There is no such thing as miniaturized big bang.. The big bang itself is something that happens on nuclear level.. Not some kind of bomb explosion.. :]
That is not entirely true. Before and very soon after the Big Bang, there was no such thing as an atom, or nuclear force (strong or weak). It is believed that at such extreme energy, all of the forces were equally strong and can be expressed with the same equation (which is still being looked for in Grand Unification Theory). It did not happen on a nuclear level at all. However, you were right that it was not similar to a bomb's explosion.
By the way, miniaturized versions of the Big Bang
DO exist, they're called singularities, and they're found at the center of black holes. Inside of a singularity, the density is infinite, and so it is thought to be infinitely hot, just like the pre-Big Bang singularity.

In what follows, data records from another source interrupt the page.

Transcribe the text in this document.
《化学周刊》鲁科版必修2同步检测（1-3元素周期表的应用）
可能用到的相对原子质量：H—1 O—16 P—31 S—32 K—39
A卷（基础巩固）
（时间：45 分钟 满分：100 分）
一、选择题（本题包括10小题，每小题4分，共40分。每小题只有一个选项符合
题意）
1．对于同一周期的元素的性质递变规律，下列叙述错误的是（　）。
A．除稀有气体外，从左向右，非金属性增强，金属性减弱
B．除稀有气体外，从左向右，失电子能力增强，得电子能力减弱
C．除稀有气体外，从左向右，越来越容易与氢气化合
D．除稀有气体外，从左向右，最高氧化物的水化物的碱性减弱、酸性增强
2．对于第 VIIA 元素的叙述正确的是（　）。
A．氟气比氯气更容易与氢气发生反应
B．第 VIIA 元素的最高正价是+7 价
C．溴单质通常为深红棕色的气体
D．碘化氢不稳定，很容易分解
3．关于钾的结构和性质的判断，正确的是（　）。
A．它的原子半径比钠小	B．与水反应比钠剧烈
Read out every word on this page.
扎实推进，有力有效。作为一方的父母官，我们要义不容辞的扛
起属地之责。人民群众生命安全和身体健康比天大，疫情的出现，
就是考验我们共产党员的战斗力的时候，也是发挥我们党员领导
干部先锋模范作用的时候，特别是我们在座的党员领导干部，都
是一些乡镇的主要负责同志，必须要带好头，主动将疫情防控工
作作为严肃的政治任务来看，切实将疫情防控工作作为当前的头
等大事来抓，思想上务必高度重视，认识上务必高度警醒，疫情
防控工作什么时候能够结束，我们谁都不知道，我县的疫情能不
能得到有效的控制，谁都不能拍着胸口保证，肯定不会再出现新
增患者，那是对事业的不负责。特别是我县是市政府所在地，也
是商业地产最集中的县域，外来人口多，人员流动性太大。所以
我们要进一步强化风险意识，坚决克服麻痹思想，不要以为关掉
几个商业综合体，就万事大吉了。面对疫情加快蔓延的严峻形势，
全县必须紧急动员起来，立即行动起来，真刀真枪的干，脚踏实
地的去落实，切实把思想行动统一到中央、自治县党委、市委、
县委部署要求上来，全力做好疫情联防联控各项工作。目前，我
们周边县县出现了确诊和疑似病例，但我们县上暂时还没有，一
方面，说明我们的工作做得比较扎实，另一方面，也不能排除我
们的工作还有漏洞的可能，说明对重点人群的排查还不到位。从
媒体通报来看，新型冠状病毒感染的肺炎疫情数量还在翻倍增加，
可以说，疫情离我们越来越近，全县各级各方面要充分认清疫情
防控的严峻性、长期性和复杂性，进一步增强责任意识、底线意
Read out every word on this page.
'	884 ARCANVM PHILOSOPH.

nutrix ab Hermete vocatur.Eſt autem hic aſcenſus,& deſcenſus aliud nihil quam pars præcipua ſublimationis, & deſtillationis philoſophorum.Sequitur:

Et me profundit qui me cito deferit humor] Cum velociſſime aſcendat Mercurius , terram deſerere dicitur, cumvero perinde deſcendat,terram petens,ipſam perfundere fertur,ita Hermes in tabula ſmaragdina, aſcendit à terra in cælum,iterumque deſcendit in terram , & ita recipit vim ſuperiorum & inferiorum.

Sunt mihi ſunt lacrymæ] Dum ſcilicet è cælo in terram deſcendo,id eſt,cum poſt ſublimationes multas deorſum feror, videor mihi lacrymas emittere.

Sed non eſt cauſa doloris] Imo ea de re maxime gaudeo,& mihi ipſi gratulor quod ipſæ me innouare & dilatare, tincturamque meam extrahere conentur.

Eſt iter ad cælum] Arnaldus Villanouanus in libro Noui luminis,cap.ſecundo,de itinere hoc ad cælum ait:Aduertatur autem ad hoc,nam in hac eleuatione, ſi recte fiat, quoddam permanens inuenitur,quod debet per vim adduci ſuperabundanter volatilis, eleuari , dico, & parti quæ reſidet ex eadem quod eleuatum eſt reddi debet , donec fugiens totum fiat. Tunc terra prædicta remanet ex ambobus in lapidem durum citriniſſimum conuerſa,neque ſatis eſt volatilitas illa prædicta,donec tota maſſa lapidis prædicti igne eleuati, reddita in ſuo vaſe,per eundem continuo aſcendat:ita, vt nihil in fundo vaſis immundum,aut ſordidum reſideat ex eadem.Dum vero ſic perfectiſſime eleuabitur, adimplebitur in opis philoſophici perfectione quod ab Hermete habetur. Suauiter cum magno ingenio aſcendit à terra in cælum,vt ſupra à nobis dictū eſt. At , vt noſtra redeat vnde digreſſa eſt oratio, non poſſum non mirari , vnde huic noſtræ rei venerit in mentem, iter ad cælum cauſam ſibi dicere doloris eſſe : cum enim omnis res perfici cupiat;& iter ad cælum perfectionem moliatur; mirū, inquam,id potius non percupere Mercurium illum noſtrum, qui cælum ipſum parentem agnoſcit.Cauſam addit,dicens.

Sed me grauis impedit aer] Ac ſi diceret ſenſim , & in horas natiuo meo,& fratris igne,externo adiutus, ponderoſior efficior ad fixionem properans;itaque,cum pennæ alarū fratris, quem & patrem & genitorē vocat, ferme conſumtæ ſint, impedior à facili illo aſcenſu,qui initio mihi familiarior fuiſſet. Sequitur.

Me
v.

This is taken from Stephen Hawking's A Brief History of Time:
"At the big bang itself the universe is thought to have had zero size, and so to have been infinitely hot. But as the
universe expanded, the temperature of the radiation decreased. One second after the big bang, it would have fallen
to about ten thousand million degrees. This is about a thousand times the temperature at the center of the sun, but
temperatures as high as this are reached in H-bomb explosions. At this time the universe would have contained
mostly photons, electrons, and neutrinos (extremely light particles that are affected only by the weak force and
gravity) and their antiparticles, together with some protons and neutrons."
We will understand much more with a working theory of quantum gravity. I think we'll see that theory in our lifetimes.